Microsoft has announced the public preview of confidential containers on Azure Container Instances. With this offering, Microsoft will allow customers to import container workloads while Microsoft manages the privacy and security compliance.

“[This is a] truly innovative offering that balances that tug of war between ease-of-use user experience, as well as security and privacy on data that you bring to running Azure.
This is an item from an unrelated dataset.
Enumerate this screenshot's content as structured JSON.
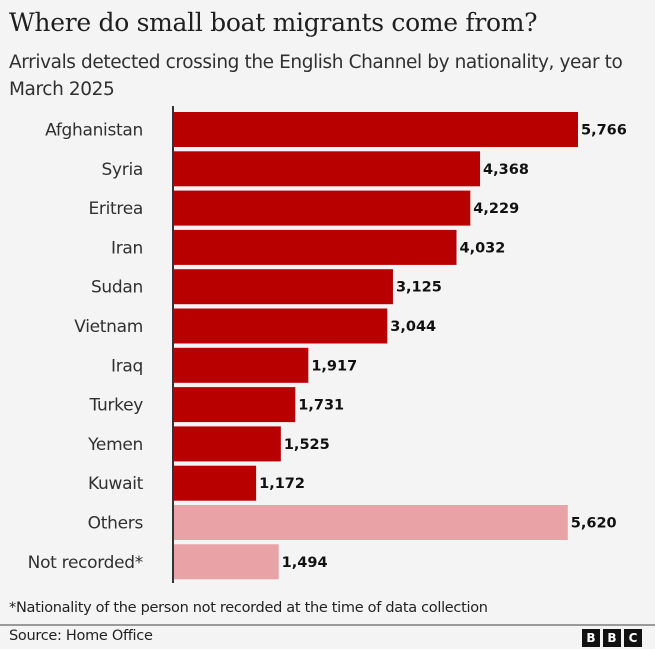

It's a first of its kind, confidential serverless offering, taking the best of both serverless with flexibility and reduced costs and security and privacy with data protection from confidential computing,” Graham Bury, product leader for Azure Confidential Computing, told attendees at the recent Microsoft Secure digital event.

Customers are demanding increased control of their data to comply with privacy laws in the European Union and around the world. Confidential computing is intended to secure data while in processing, expanding on existing encryption that protects data at rest and in transit, as a way to guard against insider threats and cross-tenant attacks.

See also: 

• AMD and Microsoft focus on confidential computing
• Azure Updates: Confidential Computing; Insight Engines; VM Backup; Backup center

To achieve these goals, Microsoft has created a consortium with other organizations dedicated to confidential computing, collaborated on purpose-built hardware, and set up attestation for workloads. Services like SQL Always Encrypted work with tamper-protected Confidential Ledger.